The law called for strict regulations for opening and maintaining sanitary landfills. They should not be built near aquifers, groundwater reservoirs or watershed areas.

A landfill site must be large enough to accommodate the waste of the community it services in five years. And it must be able to contain leachate — the toxic ooze produced by collected waste — and prevent it from contaminating water sources.

In 2022, the World Bank assessed the implementation of the solid waste management plan in Metro Manila. It found that 33,000 cubic meters of waste was collected daily from all 17 Metro Manila local governments. That meant a waste collection rate of about 5,742 tons per day (tpd), or about 60 percent of the projected 9,498 tpd for 2020.

By comparison, Jakarta had a collection rate of 74 percent in 2017; and Bangkok, 81 percent in 2018.

Clearly, there were loopholes in implementing the waste management plan. The World Bank said villages and LGUs lacked proper coordination in collecting garbage. Trash was left uncollected in some villages, and LGU garbage trucks could not reach depressed or slum neighborhoods because the roads were too narrow.

As a result, uncollected garbage littered streets, vacant lots and clogged waterways.

According to a subsequent report by the Senate Economic Planning Office, only 85 percent of waste in Metro Manila is collected and taken to sanitary landfills.
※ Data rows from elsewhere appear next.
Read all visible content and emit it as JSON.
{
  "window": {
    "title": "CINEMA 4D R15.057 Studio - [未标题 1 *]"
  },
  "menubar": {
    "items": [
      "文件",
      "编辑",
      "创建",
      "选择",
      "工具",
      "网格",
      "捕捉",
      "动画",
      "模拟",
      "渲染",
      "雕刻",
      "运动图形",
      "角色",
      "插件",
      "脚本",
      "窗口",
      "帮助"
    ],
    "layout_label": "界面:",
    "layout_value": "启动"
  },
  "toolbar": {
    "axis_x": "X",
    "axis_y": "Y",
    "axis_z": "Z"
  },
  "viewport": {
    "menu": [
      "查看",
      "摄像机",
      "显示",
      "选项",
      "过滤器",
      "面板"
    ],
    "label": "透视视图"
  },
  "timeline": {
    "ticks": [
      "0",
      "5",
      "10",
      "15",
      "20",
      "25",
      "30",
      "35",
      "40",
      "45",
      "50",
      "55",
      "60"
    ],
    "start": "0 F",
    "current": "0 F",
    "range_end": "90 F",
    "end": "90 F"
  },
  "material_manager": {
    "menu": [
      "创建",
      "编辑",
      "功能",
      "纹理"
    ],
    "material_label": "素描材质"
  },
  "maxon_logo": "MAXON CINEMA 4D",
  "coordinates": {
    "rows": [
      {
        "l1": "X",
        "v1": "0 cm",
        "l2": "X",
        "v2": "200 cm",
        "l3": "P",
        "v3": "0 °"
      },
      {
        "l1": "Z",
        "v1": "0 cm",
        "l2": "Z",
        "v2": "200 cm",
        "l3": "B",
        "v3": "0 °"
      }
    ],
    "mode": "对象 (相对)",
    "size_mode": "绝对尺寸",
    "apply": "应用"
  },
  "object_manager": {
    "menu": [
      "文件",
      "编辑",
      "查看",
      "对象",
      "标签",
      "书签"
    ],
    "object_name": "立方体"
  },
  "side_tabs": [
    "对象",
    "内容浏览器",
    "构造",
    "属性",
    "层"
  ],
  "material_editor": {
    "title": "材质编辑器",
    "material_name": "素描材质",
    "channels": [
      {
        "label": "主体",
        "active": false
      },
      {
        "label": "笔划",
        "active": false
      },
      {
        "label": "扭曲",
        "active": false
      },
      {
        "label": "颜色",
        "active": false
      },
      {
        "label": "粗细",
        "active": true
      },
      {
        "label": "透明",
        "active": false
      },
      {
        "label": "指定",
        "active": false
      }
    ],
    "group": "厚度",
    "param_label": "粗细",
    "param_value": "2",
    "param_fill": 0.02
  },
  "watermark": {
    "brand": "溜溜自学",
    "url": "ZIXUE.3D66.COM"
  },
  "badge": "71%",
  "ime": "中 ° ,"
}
About 15 percent of the estimated 9,212.92 tons of garbage generated by Metro Manila residents wound up in canals and creeks, and eventually found their way into the Manila Bay.

In 2024, the Metropolitan Manila Development Authority (MMDA) launched its 10-year Road to Zero Waste program, anchored on a “closed-loop system” of waste reduction, recycling and resource recovery.

“The program aims to cover all types of waste that employs sustainable, practical and preferably, local solutions and methods,” the MMDA chairman at the time, Romando Artes, announced.

Artes said the agency would promote social and behavioral change among Metro Manila’s residents and “catalyze proactive actions.”

The program will also build around the fact that 21.44 percent of household waste can be recycled, and 85 percent of public market waste is compostable.

For Greenpeace, solid waste management will continue to be a problem unless the government takes a more decisive stance to address it.

Incidents like the Navotas landfill fire will recur “because the Philippines continues to rely on weakly enforced and inadequate waste policies that focus on disposal over prevention,” it said.

Greenpeace added that “critical gaps in policies like the Extended Producer Responsibility Act continue to allow corporate overproduction and dependence on single-use products and packaging, which are the main contributors to plastic pollution that is driving the increase in waste volumes.”

The World Health Organization warns that lack of or poor waste management “has negative socioeconomic effects, including on living standards, economic growth potential and community relations.”

Building an effective and sustainable solid waste management program presents complex technical challenges. The government must face up to these challenges.